Web mining consists of crawling the world wide web, and extracting and processing its structure, usage, or content. This tutorial, taught by Scale Unlimited founder Ken Krugler (@kkrugler), focused on content mining at a large scale (as you might surmise from its title). After a thorough overview of web mining, we did a focused crawl for ultimate frisbee images. The first step in any type of web mining is crawling, or fetching and parsing web pages. There are four types of web crawls: broad (e.g. bingbot), focused, domain, and what Krugler calls the "don't crawl" crawl, wherein you leverage other people's crawl data, which besides usually being faster and cheaper, also reduces the load on your crawlees' servers. If you go for this option, you can either use public datasets like CommonCrawl or Wikipedia or commercial providers like Spinner and Infochimps.
Per Krugler, the general rule of crawling solutions is: don't roll your own! No matter your language, there's an open source option. Java has Nutch and Heritrix, Python has Scrapey, PHP has the more literally named php-crawler. Whichever solution you end up going with, make sure it's reliable, scalable, and fault-tolerant. Sure, a single server can fetch lots of pages, but scaling becomes an issue with post-processing.

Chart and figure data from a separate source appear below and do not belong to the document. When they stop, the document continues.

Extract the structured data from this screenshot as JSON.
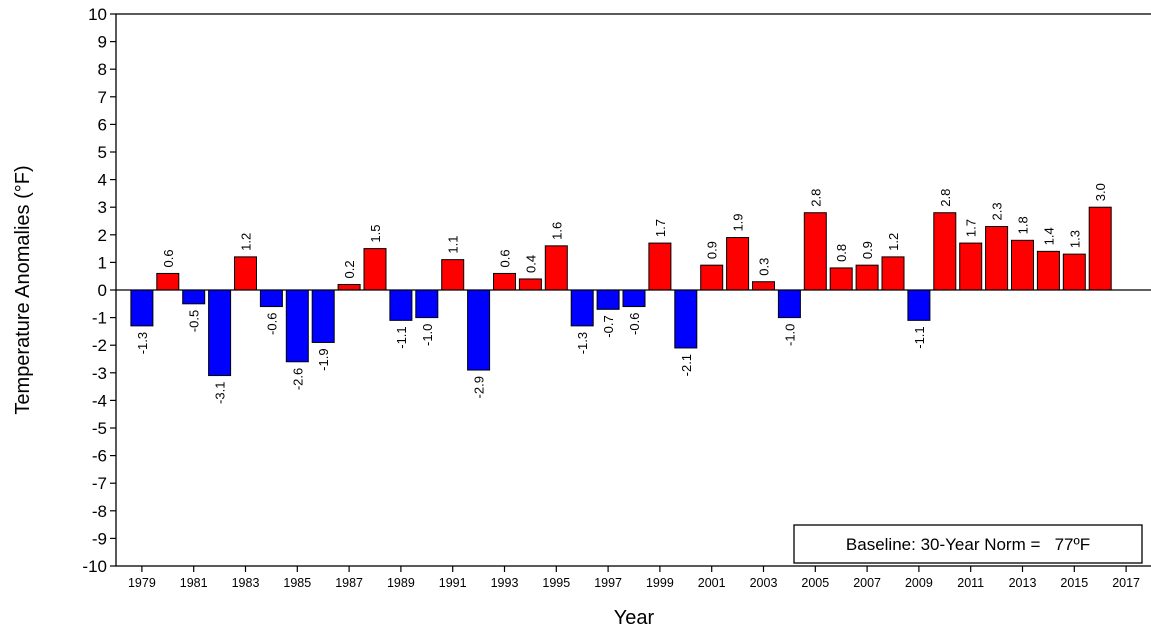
{
  "chart_data": {
    "type": "bar",
    "title": "",
    "xlabel": "Year",
    "ylabel": "Temperature Anomalies (°F)",
    "ylim": [
      -10,
      10
    ],
    "yticks": [
      "10",
      "9",
      "8",
      "7",
      "6",
      "5",
      "4",
      "3",
      "2",
      "1",
      "0",
      "-1",
      "-2",
      "-3",
      "-4",
      "-5",
      "-6",
      "-7",
      "-8",
      "-9",
      "-10"
    ],
    "xtick_labels": [
      "1979",
      "1981",
      "1983",
      "1985",
      "1987",
      "1989",
      "1991",
      "1993",
      "1995",
      "1997",
      "1999",
      "2001",
      "2003",
      "2005",
      "2007",
      "2009",
      "2011",
      "2013",
      "2015",
      "2017"
    ],
    "categories": [
      1979,
      1980,
      1981,
      1982,
      1983,
      1984,
      1985,
      1986,
      1987,
      1988,
      1989,
      1990,
      1991,
      1992,
      1993,
      1994,
      1995,
      1996,
      1997,
      1998,
      1999,
      2000,
      2001,
      2002,
      2003,
      2004,
      2005,
      2006,
      2007,
      2008,
      2009,
      2010,
      2011,
      2012,
      2013,
      2014,
      2015,
      2016
    ],
    "values": [
      -1.3,
      0.6,
      -0.5,
      -3.1,
      1.2,
      -0.6,
      -2.6,
      -1.9,
      0.2,
      1.5,
      -1.1,
      -1.0,
      1.1,
      -2.9,
      0.6,
      0.4,
      1.6,
      -1.3,
      -0.7,
      -0.6,
      1.7,
      -2.1,
      0.9,
      1.9,
      0.3,
      -1.0,
      2.8,
      0.8,
      0.9,
      1.2,
      -1.1,
      2.8,
      1.7,
      2.3,
      1.8,
      1.4,
      1.3,
      3.0
    ],
    "labels": [
      "-1.3",
      "0.6",
      "-0.5",
      "-3.1",
      "1.2",
      "-0.6",
      "-2.6",
      "-1.9",
      "0.2",
      "1.5",
      "-1.1",
      "-1.0",
      "1.1",
      "-2.9",
      "0.6",
      "0.4",
      "1.6",
      "-1.3",
      "-0.7",
      "-0.6",
      "1.7",
      "-2.1",
      "0.9",
      "1.9",
      "0.3",
      "-1.0",
      "2.8",
      "0.8",
      "0.9",
      "1.2",
      "-1.1",
      "2.8",
      "1.7",
      "2.3",
      "1.8",
      "1.4",
      "1.3",
      "3.0"
    ],
    "colors": {
      "positive": "#ff0000",
      "negative": "#0000ff"
    },
    "grid": false,
    "baseline_note": "Baseline: 30-Year Norm =   77ºF"
  }
}
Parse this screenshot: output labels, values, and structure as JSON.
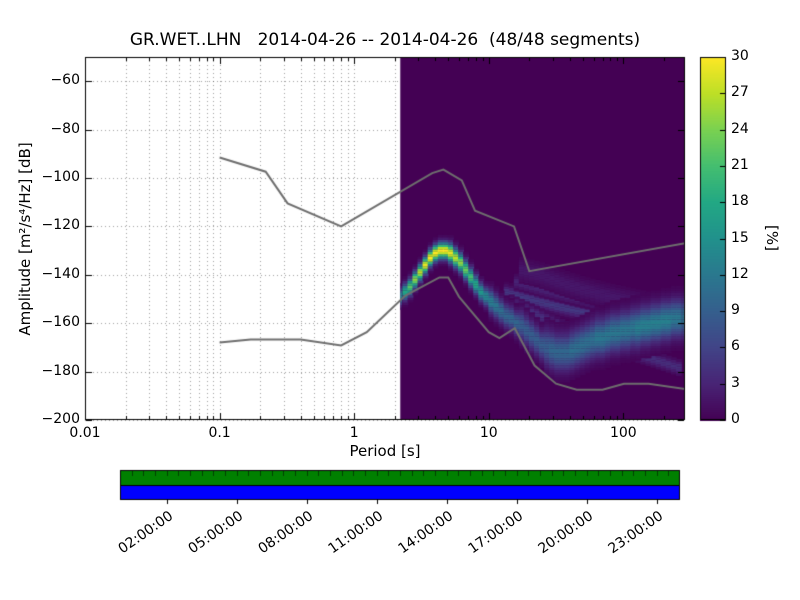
{
  "chart_data": {
    "type": "heatmap",
    "title": "GR.WET..LHN   2014-04-26 -- 2014-04-26  (48/48 segments)",
    "xlabel": "Period [s]",
    "ylabel": "Amplitude [m²/s⁴/Hz] [dB]",
    "colorbar_label": "[%]",
    "x_scale": "log",
    "xlim": [
      0.01,
      287
    ],
    "ylim": [
      -200,
      -50
    ],
    "x_ticks": [
      0.01,
      0.1,
      1,
      10,
      100
    ],
    "x_tick_labels": [
      "0.01",
      "0.1",
      "1",
      "10",
      "100"
    ],
    "y_ticks": [
      -200,
      -180,
      -160,
      -140,
      -120,
      -100,
      -80,
      -60
    ],
    "y_tick_labels": [
      "−200",
      "−180",
      "−160",
      "−140",
      "−120",
      "−100",
      "−80",
      "−60"
    ],
    "grid": "dotted",
    "colorbar": {
      "min": 0,
      "max": 30,
      "ticks": [
        0,
        3,
        6,
        9,
        12,
        15,
        18,
        21,
        24,
        27,
        30
      ],
      "colormap": "viridis",
      "colormap_stops": [
        [
          0,
          68,
          1,
          84
        ],
        [
          0.1,
          72,
          36,
          117
        ],
        [
          0.2,
          65,
          68,
          135
        ],
        [
          0.3,
          53,
          95,
          141
        ],
        [
          0.4,
          42,
          120,
          142
        ],
        [
          0.5,
          33,
          145,
          140
        ],
        [
          0.6,
          34,
          168,
          132
        ],
        [
          0.7,
          68,
          190,
          112
        ],
        [
          0.8,
          122,
          209,
          81
        ],
        [
          0.9,
          189,
          223,
          38
        ],
        [
          1,
          253,
          231,
          37
        ]
      ]
    },
    "data_region": {
      "period_min": 2.2,
      "period_max": 287
    },
    "pdf": {
      "periods": [
        2.2,
        2.4,
        2.62,
        2.85,
        3.11,
        3.39,
        3.7,
        4.03,
        4.4,
        4.8,
        5.23,
        5.7,
        6.22,
        6.78,
        7.4,
        8.07,
        8.8,
        9.59,
        10.46,
        11.41,
        12.44,
        13.57,
        14.8,
        16.14,
        17.6,
        19.19,
        20.93,
        22.82,
        24.89,
        27.14,
        29.6,
        32.28,
        35.2,
        38.39,
        41.87,
        45.66,
        49.79,
        54.3,
        59.21,
        64.57,
        70.42,
        76.79,
        83.74,
        91.32,
        99.59,
        108.6,
        118.4,
        129.1,
        140.8,
        153.6,
        167.5,
        182.6,
        199.2,
        217.2,
        236.9,
        258.3,
        281.7
      ],
      "mode_db": [
        -149,
        -147,
        -145,
        -142,
        -139,
        -136,
        -133,
        -131,
        -130,
        -130,
        -131,
        -133,
        -135,
        -138,
        -141,
        -144,
        -147,
        -149,
        -151,
        -153,
        -155,
        -157,
        -158,
        -160,
        -161,
        -163,
        -165,
        -167,
        -169,
        -170,
        -171,
        -172,
        -172,
        -172,
        -171,
        -170,
        -169,
        -168,
        -167,
        -166,
        -166,
        -165,
        -164,
        -164,
        -163,
        -163,
        -162,
        -162,
        -161,
        -161,
        -160,
        -160,
        -159,
        -159,
        -158,
        -158,
        -158
      ],
      "peak_pct": [
        14,
        18,
        22,
        25,
        27,
        29,
        30,
        30,
        30,
        30,
        29,
        27,
        25,
        23,
        21,
        18,
        16,
        14,
        13,
        12,
        11,
        10,
        10,
        10,
        9,
        9,
        9,
        9,
        9,
        9,
        10,
        10,
        10,
        10,
        11,
        11,
        11,
        11,
        11,
        12,
        12,
        12,
        12,
        12,
        12,
        12,
        12,
        13,
        13,
        13,
        13,
        13,
        13,
        13,
        12,
        12,
        12
      ],
      "sigma_db": [
        2.2,
        2.2,
        2.2,
        2.2,
        2.2,
        2.2,
        2.2,
        2.2,
        2.2,
        2.2,
        2.5,
        2.5,
        2.5,
        2.5,
        2.5,
        2.5,
        2.5,
        2.5,
        3.2,
        3.2,
        3.2,
        3.2,
        3.2,
        3.2,
        4,
        4,
        4,
        4,
        4,
        5,
        5,
        5,
        5,
        5,
        5,
        5,
        5,
        5,
        5,
        5,
        5,
        5,
        5,
        5,
        5,
        5,
        5,
        5,
        5,
        5,
        5,
        5,
        5,
        5,
        5,
        5,
        5
      ],
      "branches": [
        {
          "pct": 5,
          "sigma": 1.8,
          "points": [
            [
              13,
              -147
            ],
            [
              20,
              -150
            ],
            [
              32,
              -153
            ],
            [
              55,
              -156
            ],
            [
              95,
              -158
            ],
            [
              160,
              -160
            ],
            [
              281,
              -162
            ]
          ]
        },
        {
          "pct": 4,
          "sigma": 1.8,
          "points": [
            [
              14,
              -151
            ],
            [
              22,
              -156
            ],
            [
              36,
              -162
            ],
            [
              60,
              -167
            ],
            [
              100,
              -171
            ],
            [
              170,
              -175
            ],
            [
              281,
              -179
            ]
          ]
        },
        {
          "pct": 3,
          "sigma": 1.8,
          "points": [
            [
              16,
              -143
            ],
            [
              25,
              -146
            ],
            [
              40,
              -149
            ],
            [
              70,
              -152
            ],
            [
              120,
              -154
            ],
            [
              200,
              -156
            ],
            [
              281,
              -158
            ]
          ]
        },
        {
          "pct": 2,
          "sigma": 3,
          "points": [
            [
              17,
              -138
            ],
            [
              24,
              -140
            ],
            [
              34,
              -143
            ],
            [
              50,
              -146
            ],
            [
              80,
              -149
            ],
            [
              140,
              -152
            ],
            [
              281,
              -155
            ]
          ]
        }
      ]
    },
    "noise_models": {
      "color": "#6e6e6e",
      "nhnm": [
        [
          0.1,
          -91.5
        ],
        [
          0.22,
          -97.4
        ],
        [
          0.32,
          -110.5
        ],
        [
          0.8,
          -120.0
        ],
        [
          3.8,
          -98.0
        ],
        [
          4.6,
          -96.5
        ],
        [
          6.3,
          -101.0
        ],
        [
          7.9,
          -113.5
        ],
        [
          15.4,
          -120.0
        ],
        [
          20,
          -138.5
        ],
        [
          354.8,
          -126.0
        ]
      ],
      "nlnm": [
        [
          0.1,
          -168.0
        ],
        [
          0.17,
          -166.7
        ],
        [
          0.4,
          -166.7
        ],
        [
          0.8,
          -169.2
        ],
        [
          1.24,
          -163.7
        ],
        [
          2.4,
          -148.6
        ],
        [
          4.3,
          -141.1
        ],
        [
          5,
          -141.1
        ],
        [
          6,
          -149.0
        ],
        [
          10,
          -163.7
        ],
        [
          12,
          -166.2
        ],
        [
          15.6,
          -162.1
        ],
        [
          21.9,
          -177.5
        ],
        [
          31.6,
          -185.0
        ],
        [
          45,
          -187.5
        ],
        [
          70,
          -187.5
        ],
        [
          101,
          -185.0
        ],
        [
          154,
          -185.0
        ],
        [
          354.8,
          -187.9
        ]
      ]
    },
    "timeline": {
      "hours_span": [
        0,
        24
      ],
      "tick_hours": [
        2,
        5,
        8,
        11,
        14,
        17,
        20,
        23
      ],
      "tick_labels": [
        "02:00:00",
        "05:00:00",
        "08:00:00",
        "11:00:00",
        "14:00:00",
        "17:00:00",
        "20:00:00",
        "23:00:00"
      ],
      "segments": 48,
      "green_color": "#008000",
      "blue_color": "#0000ff"
    }
  }
}
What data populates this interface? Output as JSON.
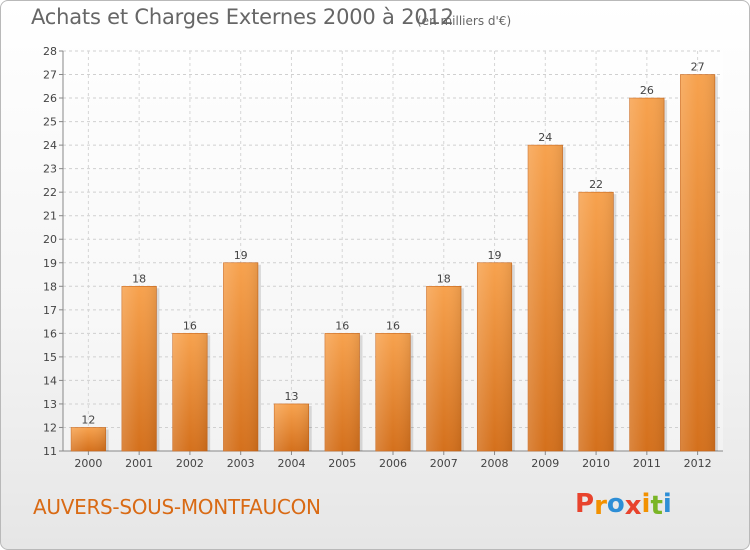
{
  "title": "Achats et Charges Externes 2000 à 2012",
  "subtitle": "(en milliers d'€)",
  "place": "AUVERS-SOUS-MONTFAUCON",
  "logo": {
    "text": "Proxiti",
    "colors": [
      "#e8432d",
      "#f29100",
      "#2d8ed6",
      "#e8432d",
      "#f29100",
      "#7ab526",
      "#2d8ed6"
    ]
  },
  "colors": {
    "bar_top": "#f7a24e",
    "bar_bottom": "#d4701c",
    "accent": "#d96a14"
  },
  "chart_data": {
    "type": "bar",
    "categories": [
      "2000",
      "2001",
      "2002",
      "2003",
      "2004",
      "2005",
      "2006",
      "2007",
      "2008",
      "2009",
      "2010",
      "2011",
      "2012"
    ],
    "values": [
      12,
      18,
      16,
      19,
      13,
      16,
      16,
      18,
      19,
      24,
      22,
      26,
      27
    ],
    "ylim": [
      11,
      28
    ],
    "yticks": [
      11,
      12,
      13,
      14,
      15,
      16,
      17,
      18,
      19,
      20,
      21,
      22,
      23,
      24,
      25,
      26,
      27,
      28
    ],
    "grid": true
  }
}
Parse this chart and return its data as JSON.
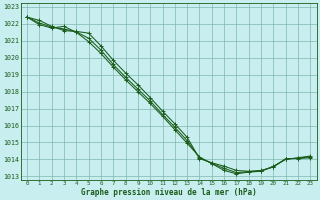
{
  "title": "Graphe pression niveau de la mer (hPa)",
  "bg_color": "#c8eef0",
  "grid_color": "#80b8b0",
  "line_color": "#1a5c1a",
  "xlim": [
    -0.5,
    23.5
  ],
  "ylim": [
    1012.8,
    1023.2
  ],
  "yticks": [
    1013,
    1014,
    1015,
    1016,
    1017,
    1018,
    1019,
    1020,
    1021,
    1022,
    1023
  ],
  "xticks": [
    0,
    1,
    2,
    3,
    4,
    5,
    6,
    7,
    8,
    9,
    10,
    11,
    12,
    13,
    14,
    15,
    16,
    17,
    18,
    19,
    20,
    21,
    22,
    23
  ],
  "line1": [
    1022.4,
    1022.2,
    1021.85,
    1021.6,
    1021.55,
    1021.45,
    1020.7,
    1019.85,
    1019.1,
    1018.4,
    1017.65,
    1016.85,
    1016.1,
    1015.3,
    1014.05,
    1013.8,
    1013.6,
    1013.35,
    1013.3,
    1013.35,
    1013.55,
    1014.05,
    1014.05,
    1014.1
  ],
  "line2": [
    1022.4,
    1021.95,
    1021.75,
    1021.85,
    1021.5,
    1020.95,
    1020.25,
    1019.45,
    1018.7,
    1018.0,
    1017.3,
    1016.55,
    1015.75,
    1014.95,
    1014.15,
    1013.75,
    1013.35,
    1013.15,
    1013.25,
    1013.3,
    1013.6,
    1014.0,
    1014.1,
    1014.2
  ],
  "line3": [
    1022.4,
    1022.05,
    1021.8,
    1021.7,
    1021.52,
    1021.15,
    1020.45,
    1019.6,
    1018.85,
    1018.15,
    1017.45,
    1016.65,
    1015.9,
    1015.1,
    1014.1,
    1013.77,
    1013.47,
    1013.22,
    1013.28,
    1013.32,
    1013.57,
    1014.02,
    1014.07,
    1014.15
  ]
}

Keep in mind that unless you're creating an index of the crawled sites, you're breaking the implicit "traffic-for-bandwidth" contract, and therefore risk having the wrath of the webmaster reign down on your inquisitive shoulders.
Today's lab had us doing a focused crawl, so Krugler took us through the basics. First, you need to start with good seed urls, or really high-quality pages. You can use a paid/free service to find these, or you can use search and manually enter them or make calls to the APIs. After you have your seeds, you fetch and parse new urls and give them a page score. When parsing, be sure to normalize the outlines (e.g. http://basketball.com becomes http://www.basketball.com), and use a suffix filter to skip links to low-value pages like images and pdf files.
You can score pages by tokenizing their text, using simple term-based scoring or using a Support Vector Machine, which is trained using "documents" that have features and a positive or negative class, creates a statistical model that divides all the documents into separate positive or negative classes, and then uses this model to assign unknown documents one of these classes.
Graphics and small amount of content (e.g. a definition page)are some of the wrenches in determining page quality. You can filter these pages out by setting a minimum real content threshold. By "real content," Krugler means the stuff that's not Chrome, cruft or boilerplate. You can scrape off this junk with Boilerpipe.
After you have your page score, it's time to extract and score its outline before putting the url into the url state, or the database of all known urls. There are three attributes of extraction: broad, precise, and accurate. You get to pick two, and these depend on whether you're extracting unstructured (broad, accurate), semi-structured (broad, precise), or structured (precise, accurate) data.
Usually, no matter which type of data you're extracting, you'll need:
- To clean the html. You can use a library like NekoHTML for this. Keep in mind that the end result won't match the original text.
- A charset to convert bytes to characters. Tika works pretty well.
- A boilerplate scraper like Boilerpipe.
- Some means of identifying the page's language (http response header, meta tag, tag attribute, or text analysis).
If you're doing unstructured extraction, your goal is to extract text without much additional processing (often there are just a few HTML fields). If you're doing semi-structured extraction, your goal is to find data in random text. Since it's not very format-specific, this can be applied broadly, often at the expense of accuracy. Easy patterns like telephone numbers, micro formats, and NLP named entities all usually work well with semi-structured extraction.